Fanxu Meng, Zengwei Yao, Muhan Zhang

2025-02-13

TransMLA: Multi-head Latent Attention Is All You Need

Summary

This paper talks about TransMLA, a new method to make large language models (LLMs) work faster and more efficiently by changing how they process information internally. It's like giving these AI models a brain upgrade that helps them think quicker without needing more computer memory.

What's the problem?

Current large language models face a bottleneck in how quickly they can communicate information internally.
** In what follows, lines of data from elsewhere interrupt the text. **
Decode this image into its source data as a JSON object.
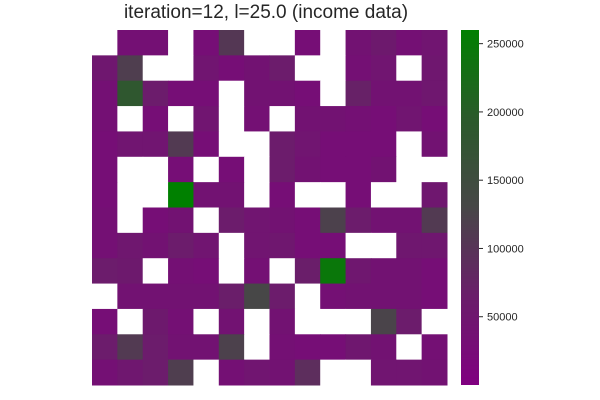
{
  "chart_data": {
    "type": "heatmap",
    "title": "iteration=12, l=25.0 (income data)",
    "xlabel": "",
    "ylabel": "",
    "grid": false,
    "colorbar": {
      "position": "right",
      "min": 0,
      "max": 260000,
      "ticks": [
        50000,
        100000,
        150000,
        200000,
        250000
      ],
      "tick_labels": [
        "50000",
        "100000",
        "150000",
        "200000",
        "250000"
      ],
      "colors": [
        "#800080",
        "#6a1e6a",
        "#474747",
        "#2b5a2b",
        "#008000"
      ]
    },
    "missing_color": "#ffffff",
    "values": [
      [
        null,
        35000,
        35000,
        null,
        30000,
        105000,
        null,
        null,
        30000,
        null,
        40000,
        55000,
        35000,
        45000
      ],
      [
        50000,
        115000,
        null,
        null,
        45000,
        30000,
        40000,
        60000,
        null,
        null,
        35000,
        45000,
        null,
        50000
      ],
      [
        35000,
        185000,
        60000,
        30000,
        30000,
        null,
        40000,
        40000,
        30000,
        null,
        70000,
        40000,
        40000,
        50000
      ],
      [
        35000,
        null,
        30000,
        null,
        45000,
        null,
        35000,
        null,
        40000,
        40000,
        35000,
        30000,
        45000,
        30000
      ],
      [
        30000,
        45000,
        45000,
        110000,
        30000,
        null,
        null,
        60000,
        45000,
        30000,
        30000,
        30000,
        null,
        40000
      ],
      [
        30000,
        null,
        null,
        30000,
        null,
        30000,
        null,
        60000,
        40000,
        30000,
        30000,
        40000,
        null,
        null
      ],
      [
        30000,
        null,
        null,
        260000,
        40000,
        40000,
        null,
        30000,
        null,
        null,
        30000,
        null,
        null,
        50000
      ],
      [
        35000,
        null,
        30000,
        40000,
        null,
        60000,
        45000,
        40000,
        30000,
        120000,
        60000,
        40000,
        40000,
        110000
      ],
      [
        35000,
        50000,
        40000,
        60000,
        45000,
        null,
        45000,
        50000,
        30000,
        30000,
        null,
        null,
        50000,
        50000
      ],
      [
        60000,
        55000,
        null,
        35000,
        30000,
        null,
        35000,
        null,
        65000,
        245000,
        50000,
        40000,
        40000,
        30000
      ],
      [
        null,
        40000,
        40000,
        40000,
        40000,
        65000,
        130000,
        60000,
        null,
        35000,
        40000,
        40000,
        40000,
        30000
      ],
      [
        30000,
        null,
        55000,
        35000,
        null,
        40000,
        null,
        40000,
        null,
        null,
        null,
        125000,
        60000,
        null
      ],
      [
        60000,
        110000,
        60000,
        40000,
        40000,
        120000,
        null,
        35000,
        30000,
        30000,
        50000,
        40000,
        null,
        35000
      ],
      [
        35000,
        50000,
        60000,
        115000,
        null,
        35000,
        45000,
        40000,
        90000,
        null,
        null,
        45000,
        45000,
        40000
      ]
    ]
  }
}
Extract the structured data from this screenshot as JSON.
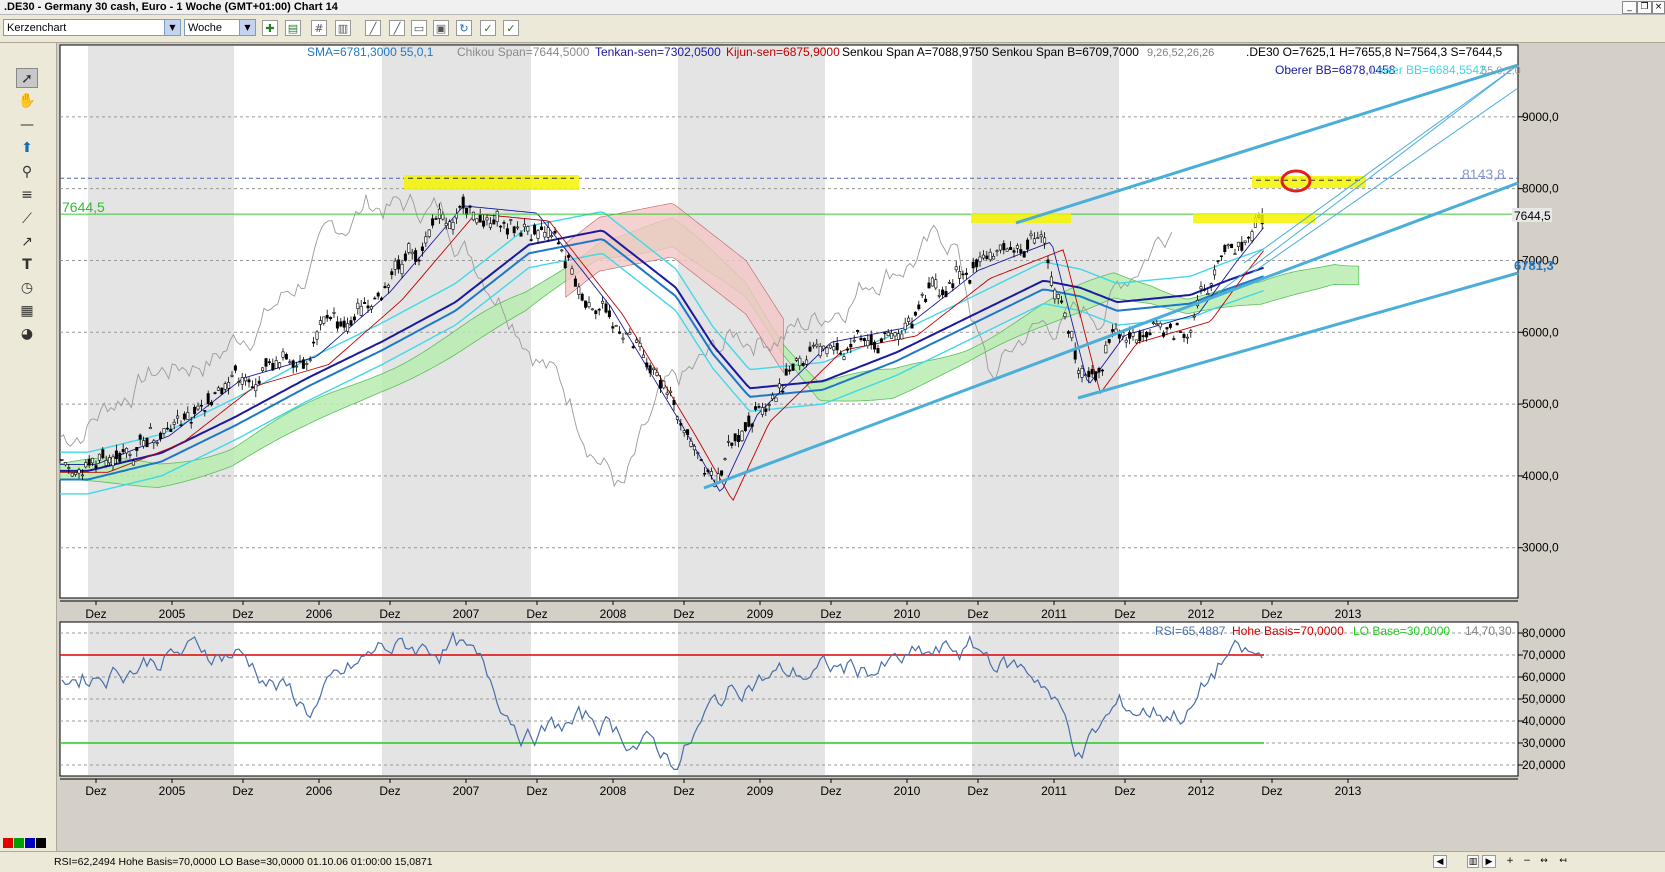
{
  "window": {
    "title": ".DE30 - Germany 30 cash, Euro - 1 Woche (GMT+01:00)   Chart 14",
    "min_icon": "minimize-icon",
    "max_icon": "restore-icon",
    "close_icon": "close-icon"
  },
  "toolbar": {
    "chart_type": "Kerzenchart",
    "period": "Woche",
    "buttons": [
      "add-indicator-icon",
      "template-icon",
      "grid-icon",
      "bar-chart-icon",
      "line-chart-icon",
      "print-icon",
      "save-icon",
      "refresh-icon",
      "trading-icon",
      "order-icon"
    ]
  },
  "left_tools": [
    "cursor-icon",
    "hand-icon",
    "horizontal-line-icon",
    "arrow-up-icon",
    "zoom-icon",
    "fibonacci-icon",
    "fan-icon",
    "trendline-icon",
    "text-icon",
    "clock-icon",
    "calculator-icon",
    "palette-icon"
  ],
  "swatch_colors": [
    "#e00000",
    "#00a000",
    "#0000c0",
    "#000000",
    "#ffff00"
  ],
  "price_legend": {
    "sma": "SMA=6781,3000  55,0,1",
    "chikou": "Chikou Span=7644,5000",
    "tenkan": "Tenkan-sen=7302,0500",
    "kijun": "Kijun-sen=6875,9000",
    "senkou": "Senkou Span A=7088,9750 Senkou Span B=6709,7000",
    "ichi_params": "9,26,52,26,26",
    "ohlc": ".DE30 O=7625,1 H=7655,8 N=7564,3 S=7644,5",
    "upper_bb": "Oberer BB=6878,0458",
    "lower_bb": "Lower BB=6684,5542",
    "bb_params": "55,0,2,0"
  },
  "price_panel": {
    "y_ticks": [
      "9000,0",
      "8000,0",
      "7000,0",
      "6000,0",
      "5000,0",
      "4000,0",
      "3000,0"
    ],
    "last_price_label": "7644,5",
    "last_price_left": "7644,5",
    "resistance_label": "8143,8",
    "sma_right_label": "6781,3"
  },
  "x_axis": {
    "labels": [
      "Dez",
      "2005",
      "Dez",
      "2006",
      "Dez",
      "2007",
      "Dez",
      "2008",
      "Dez",
      "2009",
      "Dez",
      "2010",
      "Dez",
      "2011",
      "Dez",
      "2012",
      "Dez",
      "2013"
    ]
  },
  "rsi_legend": {
    "rsi": "RSI=65,4887",
    "high": "Hohe Basis=70,0000",
    "low": "LO Base=30,0000",
    "params": "14,70,30"
  },
  "rsi_panel": {
    "y_ticks": [
      "80,0000",
      "70,0000",
      "60,0000",
      "50,0000",
      "40,0000",
      "30,0000",
      "20,0000"
    ]
  },
  "chart_data": {
    "type": "line",
    "title": ".DE30 - Germany 30 cash, Euro - 1 Woche",
    "x": [
      "2004-12",
      "2005-06",
      "2005-12",
      "2006-06",
      "2006-12",
      "2007-06",
      "2007-12",
      "2008-06",
      "2008-12",
      "2009-03",
      "2009-06",
      "2009-12",
      "2010-06",
      "2010-12",
      "2011-06",
      "2011-09",
      "2011-12",
      "2012-06",
      "2012-09",
      "2012-12"
    ],
    "series": [
      {
        "name": ".DE30",
        "values": [
          4200,
          4600,
          5400,
          5700,
          6600,
          7800,
          7700,
          6400,
          4700,
          3800,
          4900,
          5900,
          6100,
          6900,
          7300,
          5300,
          6000,
          6300,
          7000,
          7644.5
        ]
      },
      {
        "name": "SMA",
        "values": [
          3950,
          4200,
          4700,
          5250,
          5750,
          6300,
          7100,
          7300,
          6500,
          5700,
          5100,
          5200,
          5600,
          6100,
          6600,
          6500,
          6300,
          6400,
          6600,
          6781.3
        ]
      }
    ],
    "rsi": {
      "name": "RSI",
      "values": [
        62,
        70,
        72,
        45,
        72,
        75,
        35,
        40,
        22,
        45,
        60,
        62,
        65,
        72,
        60,
        25,
        45,
        45,
        70,
        65.49
      ],
      "high_base": 70,
      "low_base": 30
    },
    "ylim": [
      2300,
      10000
    ],
    "rsi_ylim": [
      15,
      85
    ],
    "horizontal_levels": [
      8143.8,
      7644.5
    ],
    "grid": true
  }
}
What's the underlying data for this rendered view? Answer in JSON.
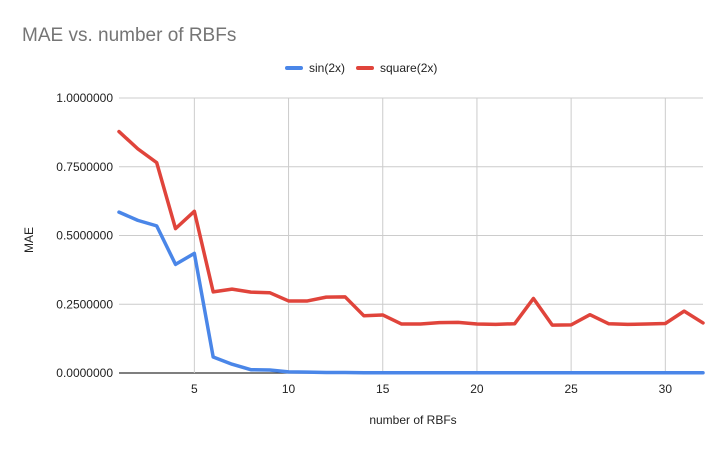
{
  "chart_data": {
    "type": "line",
    "title": "MAE vs. number of RBFs",
    "xlabel": "number of RBFs",
    "ylabel": "MAE",
    "xlim": [
      1,
      32
    ],
    "ylim": [
      0,
      1
    ],
    "x_ticks": [
      5,
      10,
      15,
      20,
      25,
      30
    ],
    "x_tick_labels": [
      "5",
      "10",
      "15",
      "20",
      "25",
      "30"
    ],
    "y_ticks": [
      0,
      0.25,
      0.5,
      0.75,
      1.0
    ],
    "y_tick_labels": [
      "0.0000000",
      "0.2500000",
      "0.5000000",
      "0.7500000",
      "1.0000000"
    ],
    "grid": true,
    "legend_position": "top",
    "x": [
      1,
      2,
      3,
      4,
      5,
      6,
      7,
      8,
      9,
      10,
      11,
      12,
      13,
      14,
      15,
      16,
      17,
      18,
      19,
      20,
      21,
      22,
      23,
      24,
      25,
      26,
      27,
      28,
      29,
      30,
      31,
      32
    ],
    "series": [
      {
        "name": "sin(2x)",
        "color": "#4a86e8",
        "values": [
          0.585,
          0.555,
          0.535,
          0.395,
          0.435,
          0.058,
          0.032,
          0.012,
          0.011,
          0.004,
          0.003,
          0.002,
          0.002,
          0.001,
          0.001,
          0.001,
          0.001,
          0.001,
          0.001,
          0.001,
          0.001,
          0.001,
          0.001,
          0.001,
          0.001,
          0.001,
          0.001,
          0.001,
          0.001,
          0.001,
          0.001,
          0.001
        ]
      },
      {
        "name": "square(2x)",
        "color": "#e0443b",
        "values": [
          0.878,
          0.815,
          0.765,
          0.525,
          0.588,
          0.295,
          0.305,
          0.294,
          0.292,
          0.262,
          0.262,
          0.276,
          0.277,
          0.208,
          0.211,
          0.178,
          0.178,
          0.183,
          0.184,
          0.178,
          0.177,
          0.179,
          0.271,
          0.174,
          0.175,
          0.212,
          0.179,
          0.177,
          0.178,
          0.18,
          0.225,
          0.182
        ]
      }
    ]
  }
}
This is like having a super smart brain but a slow nervous system, which limits how fast the AI can think and respond. Many popular AI models use a method called Group Query Attention (GQA), which works well but isn't the most efficient.

What's the solution?

The researchers developed TransMLA, which converts existing AI models that use GQA into models that use a more efficient method called Multi-head Latent Attention (MLA). MLA is like giving the AI a better way to organize and access its thoughts. TransMLA can take popular AI models like LLaMA or Mixtral and upgrade them to use this more efficient system. After the upgrade, the AI can be trained further to become even smarter without needing more computer memory.

Why it matters?

This matters because it could make AI models faster and more efficient without requiring more powerful computers. Faster AI means quicker responses in chatbots, more efficient language translation, and better performance in various AI applications. It's like turbocharging existing AI without having to build entirely new, more expensive systems. This could lead to more advanced AI being available on a wider range of devices, from smartphones to servers.

Abstract

Modern large language models (LLMs) often encounter communication bottlenecks on current hardware, rather than purely computational constraints. Multi-head Latent Attention (MLA) tackles this challenge by using low-rank matrices in the key-value (KV) layers, thereby allowing compressed latent KV states to be cached. This approach significantly reduces the KV cache size relative to traditional multi-head attention, leading to faster inference. Moreover, MLA employs an up-projection matrix to increase expressiveness, trading additional computation for reduced communication overhead. Although MLA has demonstrated efficiency and effectiveness in Deepseek V2/V3/R1, many major model providers still rely on Group Query Attention (GQA) and have not announced any plans to adopt MLA. In this paper, we show that GQA can always be represented by MLA while maintaining the same KV cache overhead, but the converse does not hold. To encourage broader use of MLA, we introduce **TransMLA**, a post-training method that converts widely used GQA-based pre-trained models (e.g., LLaMA, Qwen, Mixtral) into MLA-based models. After conversion, the model can undergo additional training to boost expressiveness without increasing the KV cache size. Furthermore, we plan to develop MLA-specific inference acceleration techniques to preserve low latency in transformed models, thus enabling more efficient distillation of Deepseek R1.